Les matières dites végétales : cactus, raisin, pomme

Les matières dites végétales — cactus, raisin, pomme — désignent des revêtements dans lesquels une charge d'origine végétale est dispersée dans une matrice polymère, l'ensemble étant enduit sur un support textile ; le pourcentage végétal annoncé porte sur cette charge, pas sur la totalité du matériau.

Ces appellations circulent depuis quelques années dans les fiches produit et les dossiers de presse. Elles occupent une place croissante dans le paysage que décrit notre guide de la mode végane et responsable, et elles se lisent avec la même méthode que n'importe quelle autre composition : séparer ce qui est mesuré de ce qui est raconté.

Le procédé, presque identique d'une plante à l'autre

La logique de fabrication varie peu selon la biomasse employée. On collecte une matière première végétale — raquettes de figuier de Barbarie, marc de raisin issu de la vinification, résidus de pommes après pressage. On la sèche, on la broie jusqu'à obtenir une poudre régulière.

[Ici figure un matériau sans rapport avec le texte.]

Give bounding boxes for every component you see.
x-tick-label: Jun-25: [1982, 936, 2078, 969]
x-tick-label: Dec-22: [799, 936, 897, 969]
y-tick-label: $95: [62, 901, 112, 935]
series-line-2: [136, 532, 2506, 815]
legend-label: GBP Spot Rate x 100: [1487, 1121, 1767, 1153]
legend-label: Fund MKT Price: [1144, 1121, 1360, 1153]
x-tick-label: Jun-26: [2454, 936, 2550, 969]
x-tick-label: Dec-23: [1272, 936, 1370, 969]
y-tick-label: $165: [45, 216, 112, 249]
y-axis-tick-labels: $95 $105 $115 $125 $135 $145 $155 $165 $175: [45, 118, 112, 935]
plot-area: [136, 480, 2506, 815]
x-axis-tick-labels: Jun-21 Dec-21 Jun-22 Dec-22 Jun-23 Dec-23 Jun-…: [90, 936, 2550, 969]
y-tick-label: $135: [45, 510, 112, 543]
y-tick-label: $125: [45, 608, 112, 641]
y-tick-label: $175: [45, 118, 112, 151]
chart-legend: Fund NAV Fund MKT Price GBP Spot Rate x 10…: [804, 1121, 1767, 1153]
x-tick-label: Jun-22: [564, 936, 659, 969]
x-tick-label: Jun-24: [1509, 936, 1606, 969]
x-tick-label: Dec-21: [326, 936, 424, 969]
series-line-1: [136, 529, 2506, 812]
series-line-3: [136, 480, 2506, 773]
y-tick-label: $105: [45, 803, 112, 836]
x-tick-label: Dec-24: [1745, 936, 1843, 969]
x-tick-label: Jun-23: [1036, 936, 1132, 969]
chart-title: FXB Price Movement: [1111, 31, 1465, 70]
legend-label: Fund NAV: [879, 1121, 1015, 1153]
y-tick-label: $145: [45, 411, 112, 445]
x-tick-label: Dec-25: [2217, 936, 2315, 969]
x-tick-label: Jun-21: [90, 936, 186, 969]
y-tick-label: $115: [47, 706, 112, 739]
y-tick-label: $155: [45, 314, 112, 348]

Cette poudre est mélangée à un liant polymère, généralement un polyuréthane, et la pâte ainsi formée est enduite sur un support textile qui apporte la résistance à la traction et la tenue à la couture. Le nom le plus connu de la famille cactus, Desserto, relève de ce schéma.

La charge végétale remplace donc une fraction du polymère, pas le polymère lui-même. Sans liant, l'enduction ne résisterait ni aux flexions répétées ni à l'humidité. Ce n'est pas un reproche adressé à ces matières : c'est la description d'un mécanisme, et elle explique pourquoi elles restent des composites multicouches.

Lire un pourcentage végétal

Un chiffre n'a de sens que rapporté à un périmètre. Trois questions suffisent à situer une annonce. Sur quoi porte le pourcentage : la seule couche d'enduction, ou le matériau complet, support compris ? Est-il exprimé en masse ou en volume ? Est-il vérifié par un organisme tiers ou simplement déclaré par le fournisseur ? Quand la documentation technique ne répond pas à ces trois questions, le chiffre reste une information partielle. Nous préférons le signaler plutôt que d'en déduire une performance environnementale que personne n'a mesurée.

La même précaution vaut pour la mention vegan : elle porte sur l'absence de matière animale dans le produit et ses composants, elle ne dit rien de la part végétale ni de l'origine du polymère. Les deux informations sont indépendantes, et l'une ne se déduit jamais de l'autre. Il faut ajouter que ce que le commerce appelle « cuir vegan » n'est pas du cuir : c'est un polymère déposé sur un support textile, et le mot cuir demeure en France réservé à la matière issue de la peau animale.

Ce que la composition change à l'usage

À la main, une enduction chargée en poudre végétale se reconnaît souvent à un toucher plus sec et à un grain moins régulier qu'un polyuréthane seul. La charge modifie la souplesse et, selon son taux, la façon dont le pli se marque au fil des mois. Pour la tenue dans le temps, les facteurs déterminants restent l'épaisseur de l'enduction, la qualité du support et le soin des assemblages : un revêtement remarquable monté avec des fils et des colles médiocres lâchera aux coutures bien avant de s'user en surface. La nature du revêtement ne rachète jamais un montage faible.

Les articles Maison Tanger sont en simili cuir PU (polyuréthane), sans matière animale ; c'est le cas de nos sacs en simili cuir PU. Nous n'annonçons pas de charge végétale, faute de pouvoir la documenter avec la précision qu'exigerait une telle mention.

Les voies voisines, qui ne relèvent pas de l'enduction

D'autres matières sans origine animale ne fonctionnent pas du tout sur ce principe. Le liège et le raphia sont des matières végétales entières, découpées ou tressées, et non des poudres reliées par un polymère. Les fibres issues de flux de recyclage posent d'autres questions de traçabilité, que l'on aborde en apprenant à lire une étiquette de matière recyclée. À l'intérieur du sac, le choix des doublures obéit encore à d'autres compromis, entre glissement, résistance à l'abrasion et tenue des surpiqûres. Le satin employé pour la nuit en satin illustre un dernier cas de figure : c'est une armure de tissage, une manière de croiser les fils, et non une matière.